The district court also erred by granting summary judgment with respect to Scallion's Monell claims. Officer Newenham's statement that a "standard booking search for a female prisoner" included an examination of a female's breast area raises a genuine issue of material fact, as does the letter from the Hawthorne Police Department signed by Sergeant Royer, which found that the acts Scallion complained of had occurred but were "lawful, justified and proper." Accordingly, genuine issues of material fact remain as to whether Scallion can show that "[her] injuries were inflicted pursuant to an official county policy or custom." See Thompson, v.

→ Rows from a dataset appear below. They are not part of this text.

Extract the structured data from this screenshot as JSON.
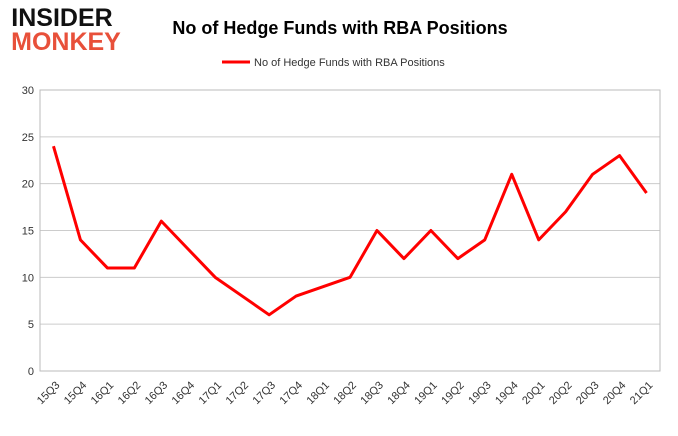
{
  "logo": {
    "top": "INSIDER",
    "bottom": "MONKEY"
  },
  "chart_data": {
    "type": "line",
    "title": "No of Hedge Funds with RBA Positions",
    "categories": [
      "15Q3",
      "15Q4",
      "16Q1",
      "16Q2",
      "16Q3",
      "16Q4",
      "17Q1",
      "17Q2",
      "17Q3",
      "17Q4",
      "18Q1",
      "18Q2",
      "18Q3",
      "18Q4",
      "19Q1",
      "19Q2",
      "19Q3",
      "19Q4",
      "20Q1",
      "20Q2",
      "20Q3",
      "20Q4",
      "21Q1"
    ],
    "series": [
      {
        "name": "No of Hedge Funds with RBA Positions",
        "color": "#ff0000",
        "values": [
          24,
          14,
          11,
          11,
          16,
          13,
          10,
          8,
          6,
          8,
          9,
          10,
          15,
          12,
          15,
          12,
          14,
          21,
          14,
          17,
          21,
          23,
          19
        ]
      }
    ],
    "ylim": [
      0,
      30
    ],
    "yticks": [
      0,
      5,
      10,
      15,
      20,
      25,
      30
    ],
    "grid": true,
    "legend": "top"
  }
}
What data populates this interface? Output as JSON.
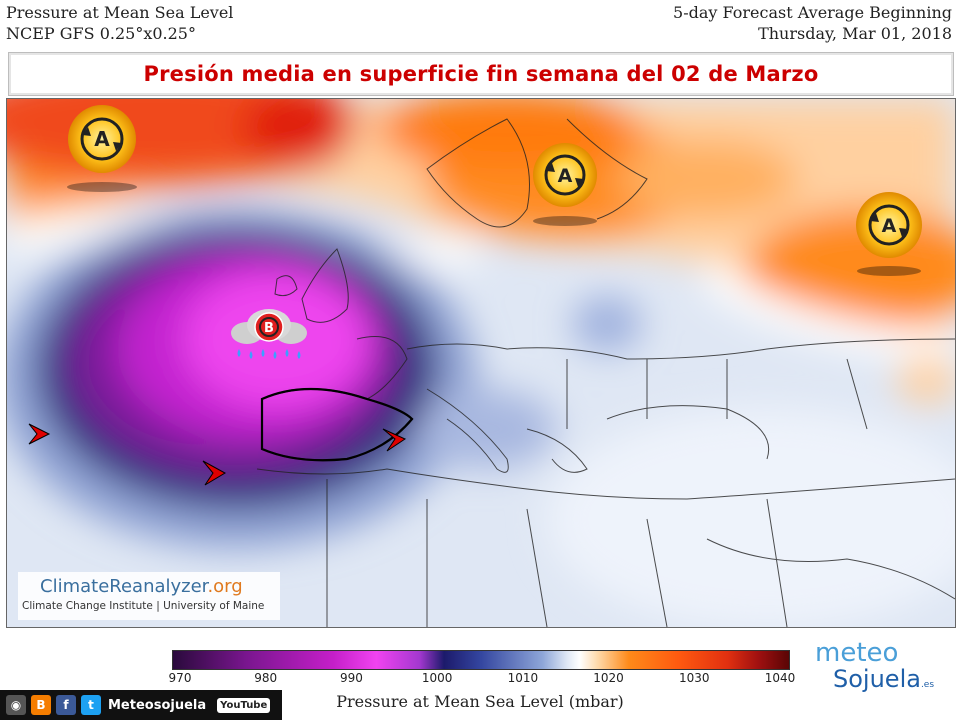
{
  "header": {
    "title_left_1": "Pressure at Mean Sea Level",
    "title_left_2": "NCEP GFS 0.25°x0.25°",
    "title_right_1": "5-day Forecast Average Beginning",
    "title_right_2": "Thursday, Mar 01, 2018"
  },
  "banner": {
    "title": "Presión media en superficie fin semana del 02 de Marzo"
  },
  "map": {
    "high_symbol": "A",
    "low_symbol": "B"
  },
  "logo": {
    "part1": "ClimateReanalyzer",
    "part2": ".org",
    "subtitle": "Climate Change Institute | University of Maine"
  },
  "colorbar": {
    "ticks": [
      "970",
      "980",
      "990",
      "1000",
      "1010",
      "1020",
      "1030",
      "1040"
    ],
    "label": "Pressure at Mean Sea Level (mbar)",
    "colors": {
      "low": "#c51fc9",
      "mid": "#ffffff",
      "high": "#e03010"
    }
  },
  "meteosojuela": {
    "line1": "meteo",
    "line2": "Sojuela",
    "suffix": ".es"
  },
  "social": {
    "name": "Meteosojuela",
    "youtube": "YouTube"
  }
}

City of Los Angeles, 885 F.2d 1439, 1443 (9th Cir. 1989) (citing Monell v. New York Department of Social Servs., 436 U.S. 658, 690-94, 98 S.Ct. 2018, 56 L.Ed.2d 611 (1978)). Because the record is unclear as to which specific policy or policies of the Hawthorne Police Department were referenced and relied upon by Officer Newenham and Sergeant Royer, further factual findings as to this point will be necessary.
AFFIRMED IN PART; REVERSED IN PART AND REMANDED. Each party shall bear its own costs on appeal.